Generation of monoclonal antibodies against Blo t 3 using DNA immunization with in vivo electroporation

Summary Background House dust mite allergy is closely associated with allergic diseases. Blomia tropicalis mite species is an important clinical species in the tropics. The cDNA clone encoding Blo t 3, a group 3 allergen from B. tropicalis, has been isolated in our laboratory. Objective This study was designed to generate Blo t 3‐specific monoclonal antibodies (mAbs) for the detection, characterization and purification of this allergen. Methods Mice were immunized intramuscularly with naked plasmid DNA encoding Blo t 3 gene with in vivo electroporation. Hybridomas were generated by the fusion of the splenocytes to X63‐Ag8.653 myeloma cells. Purified native Blo t 3 was obtained by mAb immuno‐affinity purification and the allergenicity of native Blo t 3 was determined by human IgE enzyme‐linked immunosorbent assay (ELISA).
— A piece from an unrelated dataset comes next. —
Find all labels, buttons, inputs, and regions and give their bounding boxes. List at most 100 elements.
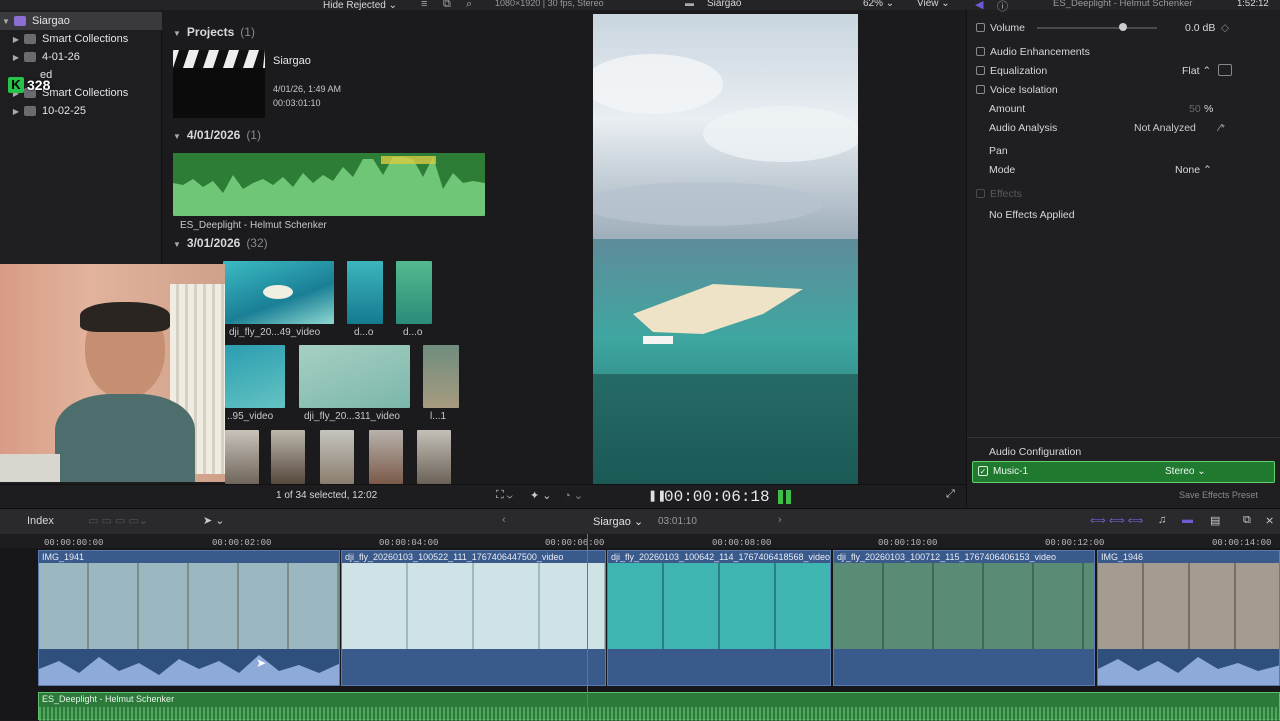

Results A panel of class‐switched and high‐affinity mAb recognizing a wide spectrum of Blo t 3 epitopes have been generated. These mAbs are useful for western immunoblot assay, sandwich ELISA and affinity purification of native Blo t 3. Allergenicity of native Blo t 3 protein was examined with 44 mite‐allergic sera and approximately 57% of the tested sera had positive serum IgE reactivity to the native Blo t 3. Conclusions These results demonstrated that intramuscular injection of naked DNA encoding Blo t 3 gene combined with in vivo electroporation is an effective and simple method to raise monoclonal antibodies that can be used for characterization and purification of Blo t 3.